Confused, the team tested the DNA of individual cells from 20 of these males. They discovered that within the same insect, roughly half of the cells had genes from one lineage and the other half had genes from another. Looking specifically at the sperm, the team found that one line, which gave birth to the workers, was more abundant than the other.

Further analysis revealed that both lines of these males came from two parents, meaning that the males did indeed descend from fertilized eggs, but unlike the females, the egg nucleus did not fuse with the sperm nucleus. So males ended up with two different sets of chromosomes, carried to different parts of the body.

In retrospect, the researchers realized that the vast majority of male yellow-crazy ants are likely chemotactic organisms, and that DNA samples taken from the insects’ legs only showed genetic material from the leg in question, Daras says.

According to him, it is possible that ants may have evolved such a strange reproductive system because of an ancient struggle between bloodlines.

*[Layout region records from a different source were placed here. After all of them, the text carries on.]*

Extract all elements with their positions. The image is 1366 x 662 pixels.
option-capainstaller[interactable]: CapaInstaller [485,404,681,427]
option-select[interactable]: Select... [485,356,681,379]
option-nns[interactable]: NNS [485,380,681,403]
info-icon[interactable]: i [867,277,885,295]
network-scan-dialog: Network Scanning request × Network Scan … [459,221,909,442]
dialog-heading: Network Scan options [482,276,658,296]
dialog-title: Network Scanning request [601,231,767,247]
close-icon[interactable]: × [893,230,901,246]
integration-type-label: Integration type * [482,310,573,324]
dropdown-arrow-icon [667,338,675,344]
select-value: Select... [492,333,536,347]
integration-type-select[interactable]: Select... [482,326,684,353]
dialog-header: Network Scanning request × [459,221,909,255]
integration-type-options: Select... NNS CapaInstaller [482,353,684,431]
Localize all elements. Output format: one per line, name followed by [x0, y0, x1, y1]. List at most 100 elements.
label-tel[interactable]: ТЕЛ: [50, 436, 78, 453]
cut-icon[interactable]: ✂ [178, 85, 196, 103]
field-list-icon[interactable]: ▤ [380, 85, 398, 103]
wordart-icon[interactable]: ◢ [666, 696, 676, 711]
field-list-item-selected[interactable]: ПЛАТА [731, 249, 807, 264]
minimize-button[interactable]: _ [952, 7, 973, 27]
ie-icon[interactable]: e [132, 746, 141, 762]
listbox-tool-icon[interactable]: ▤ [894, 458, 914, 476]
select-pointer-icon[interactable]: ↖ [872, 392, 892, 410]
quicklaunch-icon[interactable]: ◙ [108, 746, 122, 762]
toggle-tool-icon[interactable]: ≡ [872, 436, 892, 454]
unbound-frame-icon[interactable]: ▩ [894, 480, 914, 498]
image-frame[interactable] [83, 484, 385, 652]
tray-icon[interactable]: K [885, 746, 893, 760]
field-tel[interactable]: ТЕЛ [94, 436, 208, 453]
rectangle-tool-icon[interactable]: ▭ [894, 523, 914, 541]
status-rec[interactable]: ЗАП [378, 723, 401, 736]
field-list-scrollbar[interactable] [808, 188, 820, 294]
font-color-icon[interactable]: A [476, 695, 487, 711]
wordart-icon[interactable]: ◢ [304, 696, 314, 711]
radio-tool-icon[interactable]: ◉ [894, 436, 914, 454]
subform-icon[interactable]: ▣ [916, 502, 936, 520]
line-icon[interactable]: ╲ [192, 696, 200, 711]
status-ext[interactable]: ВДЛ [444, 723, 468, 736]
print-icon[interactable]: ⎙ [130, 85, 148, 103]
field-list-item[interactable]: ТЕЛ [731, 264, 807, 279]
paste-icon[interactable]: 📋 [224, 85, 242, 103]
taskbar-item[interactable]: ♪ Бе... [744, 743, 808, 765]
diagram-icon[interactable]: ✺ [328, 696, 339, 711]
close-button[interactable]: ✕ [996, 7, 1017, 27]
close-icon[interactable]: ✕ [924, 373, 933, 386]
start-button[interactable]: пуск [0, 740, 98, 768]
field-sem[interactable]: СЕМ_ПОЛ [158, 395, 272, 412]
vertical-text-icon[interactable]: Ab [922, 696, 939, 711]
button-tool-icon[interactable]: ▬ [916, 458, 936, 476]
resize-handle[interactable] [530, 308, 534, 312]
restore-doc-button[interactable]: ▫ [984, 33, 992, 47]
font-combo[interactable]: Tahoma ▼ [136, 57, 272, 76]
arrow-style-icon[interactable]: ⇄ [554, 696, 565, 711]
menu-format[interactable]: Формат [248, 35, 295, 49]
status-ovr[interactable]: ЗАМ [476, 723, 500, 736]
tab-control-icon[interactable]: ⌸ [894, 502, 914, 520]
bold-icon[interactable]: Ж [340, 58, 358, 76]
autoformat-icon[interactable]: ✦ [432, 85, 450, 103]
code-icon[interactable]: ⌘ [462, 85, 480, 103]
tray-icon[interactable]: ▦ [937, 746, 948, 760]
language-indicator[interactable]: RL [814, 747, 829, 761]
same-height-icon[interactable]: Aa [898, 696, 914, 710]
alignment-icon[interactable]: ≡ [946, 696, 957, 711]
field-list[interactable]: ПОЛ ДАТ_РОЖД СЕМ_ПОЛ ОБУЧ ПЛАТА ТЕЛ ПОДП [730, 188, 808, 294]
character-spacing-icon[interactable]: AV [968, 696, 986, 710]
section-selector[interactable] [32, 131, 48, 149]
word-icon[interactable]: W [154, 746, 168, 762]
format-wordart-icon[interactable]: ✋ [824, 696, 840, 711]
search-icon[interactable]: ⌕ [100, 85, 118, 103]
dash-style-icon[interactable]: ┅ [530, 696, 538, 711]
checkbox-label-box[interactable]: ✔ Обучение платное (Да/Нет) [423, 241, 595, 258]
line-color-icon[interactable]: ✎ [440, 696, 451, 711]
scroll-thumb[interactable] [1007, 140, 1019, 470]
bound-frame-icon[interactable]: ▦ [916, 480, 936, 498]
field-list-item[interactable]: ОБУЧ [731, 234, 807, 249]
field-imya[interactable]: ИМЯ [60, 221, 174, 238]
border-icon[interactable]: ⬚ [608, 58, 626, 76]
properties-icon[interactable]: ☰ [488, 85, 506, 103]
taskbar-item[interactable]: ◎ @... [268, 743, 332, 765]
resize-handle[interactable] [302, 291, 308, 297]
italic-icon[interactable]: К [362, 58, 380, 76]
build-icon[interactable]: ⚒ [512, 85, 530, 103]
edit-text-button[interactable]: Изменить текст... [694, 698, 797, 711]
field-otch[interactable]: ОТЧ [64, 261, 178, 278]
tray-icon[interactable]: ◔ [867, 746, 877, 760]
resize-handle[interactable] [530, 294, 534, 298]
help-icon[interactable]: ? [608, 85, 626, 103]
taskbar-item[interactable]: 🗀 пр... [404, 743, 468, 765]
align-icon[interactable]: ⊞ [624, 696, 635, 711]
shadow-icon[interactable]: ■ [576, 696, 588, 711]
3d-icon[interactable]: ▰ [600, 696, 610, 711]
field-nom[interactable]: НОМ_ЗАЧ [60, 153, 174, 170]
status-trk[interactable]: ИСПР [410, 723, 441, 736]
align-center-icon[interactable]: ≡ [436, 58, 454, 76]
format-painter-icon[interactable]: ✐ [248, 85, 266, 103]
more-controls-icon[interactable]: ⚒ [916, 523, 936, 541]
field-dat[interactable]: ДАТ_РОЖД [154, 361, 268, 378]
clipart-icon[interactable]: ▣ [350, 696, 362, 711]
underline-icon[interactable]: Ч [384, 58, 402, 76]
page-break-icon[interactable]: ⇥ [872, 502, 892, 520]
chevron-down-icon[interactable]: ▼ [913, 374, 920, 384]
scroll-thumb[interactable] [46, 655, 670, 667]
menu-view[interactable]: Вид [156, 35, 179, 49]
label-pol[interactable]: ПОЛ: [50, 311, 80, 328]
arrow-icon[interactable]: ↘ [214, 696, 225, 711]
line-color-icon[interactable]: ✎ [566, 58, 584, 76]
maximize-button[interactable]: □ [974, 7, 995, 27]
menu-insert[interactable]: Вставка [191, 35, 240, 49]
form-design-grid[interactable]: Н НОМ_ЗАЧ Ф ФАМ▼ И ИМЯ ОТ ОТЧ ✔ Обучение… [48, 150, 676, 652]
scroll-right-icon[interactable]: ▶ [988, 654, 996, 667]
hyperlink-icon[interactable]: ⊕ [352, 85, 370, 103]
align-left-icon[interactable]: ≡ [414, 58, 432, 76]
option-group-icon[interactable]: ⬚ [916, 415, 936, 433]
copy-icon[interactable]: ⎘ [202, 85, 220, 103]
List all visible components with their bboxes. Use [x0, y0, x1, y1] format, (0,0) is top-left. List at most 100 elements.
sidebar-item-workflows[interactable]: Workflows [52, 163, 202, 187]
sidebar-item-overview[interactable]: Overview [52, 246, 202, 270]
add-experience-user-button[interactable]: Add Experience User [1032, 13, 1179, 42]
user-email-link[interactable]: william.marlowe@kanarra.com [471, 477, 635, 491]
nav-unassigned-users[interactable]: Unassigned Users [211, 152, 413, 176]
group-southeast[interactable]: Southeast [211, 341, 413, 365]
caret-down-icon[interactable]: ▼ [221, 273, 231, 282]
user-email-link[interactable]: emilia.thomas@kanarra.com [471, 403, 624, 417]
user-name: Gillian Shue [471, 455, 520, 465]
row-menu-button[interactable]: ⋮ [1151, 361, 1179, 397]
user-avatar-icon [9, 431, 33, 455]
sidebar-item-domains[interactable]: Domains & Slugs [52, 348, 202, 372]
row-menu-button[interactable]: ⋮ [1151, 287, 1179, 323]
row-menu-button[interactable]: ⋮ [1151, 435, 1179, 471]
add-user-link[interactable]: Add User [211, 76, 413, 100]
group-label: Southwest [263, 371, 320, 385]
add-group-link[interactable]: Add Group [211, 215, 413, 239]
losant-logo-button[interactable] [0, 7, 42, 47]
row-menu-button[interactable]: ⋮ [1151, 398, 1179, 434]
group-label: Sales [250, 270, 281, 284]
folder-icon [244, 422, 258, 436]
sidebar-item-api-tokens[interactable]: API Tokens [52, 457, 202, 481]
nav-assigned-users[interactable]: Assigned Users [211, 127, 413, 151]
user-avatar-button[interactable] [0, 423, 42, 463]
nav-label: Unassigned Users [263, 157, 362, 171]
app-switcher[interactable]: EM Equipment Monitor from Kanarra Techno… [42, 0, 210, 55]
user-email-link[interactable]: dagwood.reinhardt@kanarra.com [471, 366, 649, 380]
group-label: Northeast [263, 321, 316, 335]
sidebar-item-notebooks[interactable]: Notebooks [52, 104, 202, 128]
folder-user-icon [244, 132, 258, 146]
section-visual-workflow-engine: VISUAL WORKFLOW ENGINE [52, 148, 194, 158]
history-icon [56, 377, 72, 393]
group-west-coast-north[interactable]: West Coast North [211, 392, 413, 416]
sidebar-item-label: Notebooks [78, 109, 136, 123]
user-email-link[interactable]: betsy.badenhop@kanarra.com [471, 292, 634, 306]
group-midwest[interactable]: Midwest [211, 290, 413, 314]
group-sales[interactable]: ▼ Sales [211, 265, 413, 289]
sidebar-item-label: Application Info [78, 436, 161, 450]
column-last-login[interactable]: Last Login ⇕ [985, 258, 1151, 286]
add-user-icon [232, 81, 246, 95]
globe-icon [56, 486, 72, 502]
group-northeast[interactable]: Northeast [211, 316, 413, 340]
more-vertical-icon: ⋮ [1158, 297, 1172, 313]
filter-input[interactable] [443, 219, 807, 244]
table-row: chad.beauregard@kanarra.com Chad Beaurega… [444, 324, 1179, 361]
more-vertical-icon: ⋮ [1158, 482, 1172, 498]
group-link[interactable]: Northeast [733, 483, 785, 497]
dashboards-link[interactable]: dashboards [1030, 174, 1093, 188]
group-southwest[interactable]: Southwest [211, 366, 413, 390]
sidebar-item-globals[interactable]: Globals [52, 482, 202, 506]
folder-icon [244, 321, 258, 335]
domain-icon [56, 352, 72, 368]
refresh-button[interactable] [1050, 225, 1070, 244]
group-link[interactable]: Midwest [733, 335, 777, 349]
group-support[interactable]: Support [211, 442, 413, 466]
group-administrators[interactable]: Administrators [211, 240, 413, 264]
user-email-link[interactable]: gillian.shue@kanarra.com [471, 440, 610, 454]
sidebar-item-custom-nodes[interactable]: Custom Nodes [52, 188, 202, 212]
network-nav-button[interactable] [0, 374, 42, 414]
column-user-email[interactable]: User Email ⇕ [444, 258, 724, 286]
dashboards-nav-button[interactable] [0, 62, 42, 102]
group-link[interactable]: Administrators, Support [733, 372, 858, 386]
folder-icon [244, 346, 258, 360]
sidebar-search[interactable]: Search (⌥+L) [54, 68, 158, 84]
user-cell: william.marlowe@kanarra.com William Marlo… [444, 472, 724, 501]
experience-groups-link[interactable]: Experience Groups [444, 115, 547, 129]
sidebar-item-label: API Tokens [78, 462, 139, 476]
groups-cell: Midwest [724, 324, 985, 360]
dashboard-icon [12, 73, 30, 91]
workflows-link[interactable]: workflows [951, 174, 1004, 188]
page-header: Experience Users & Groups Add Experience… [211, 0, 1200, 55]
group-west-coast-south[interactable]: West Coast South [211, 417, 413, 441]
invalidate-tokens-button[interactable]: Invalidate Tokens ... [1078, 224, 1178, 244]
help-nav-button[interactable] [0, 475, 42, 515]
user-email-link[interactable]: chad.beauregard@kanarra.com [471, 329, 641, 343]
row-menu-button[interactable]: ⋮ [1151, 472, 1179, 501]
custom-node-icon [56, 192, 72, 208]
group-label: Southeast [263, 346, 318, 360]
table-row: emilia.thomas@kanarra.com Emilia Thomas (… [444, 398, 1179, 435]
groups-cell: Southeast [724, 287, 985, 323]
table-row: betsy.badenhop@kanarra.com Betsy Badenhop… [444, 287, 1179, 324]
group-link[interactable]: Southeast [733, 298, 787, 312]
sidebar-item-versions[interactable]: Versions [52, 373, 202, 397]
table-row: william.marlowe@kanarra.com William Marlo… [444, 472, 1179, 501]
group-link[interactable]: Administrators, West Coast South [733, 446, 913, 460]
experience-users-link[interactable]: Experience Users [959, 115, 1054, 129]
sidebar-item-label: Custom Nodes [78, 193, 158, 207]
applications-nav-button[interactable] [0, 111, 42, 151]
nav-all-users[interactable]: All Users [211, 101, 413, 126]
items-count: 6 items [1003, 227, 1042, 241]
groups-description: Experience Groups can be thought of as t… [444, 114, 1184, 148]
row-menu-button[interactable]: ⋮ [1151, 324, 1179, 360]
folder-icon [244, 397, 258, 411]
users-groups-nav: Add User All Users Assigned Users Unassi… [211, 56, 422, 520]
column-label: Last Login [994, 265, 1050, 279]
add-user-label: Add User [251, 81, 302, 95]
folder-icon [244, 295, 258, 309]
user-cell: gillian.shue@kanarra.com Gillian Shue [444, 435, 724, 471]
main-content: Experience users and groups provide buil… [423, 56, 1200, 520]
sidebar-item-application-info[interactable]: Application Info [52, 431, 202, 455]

Specifically, if the working line always creates sterile females when the egg and sperm fuse, it can ensure their survival over generations if they can slip into the egg without fusion. It then becomes a “selfish” line to become the main DNA line in the sperm of fertilized males.

Daras specifies that:

However, this is just speculation. We are only at the beginning of our understanding.

The study published in the journal Science: The chimer is obligatory in mentioning the yellow mad ant.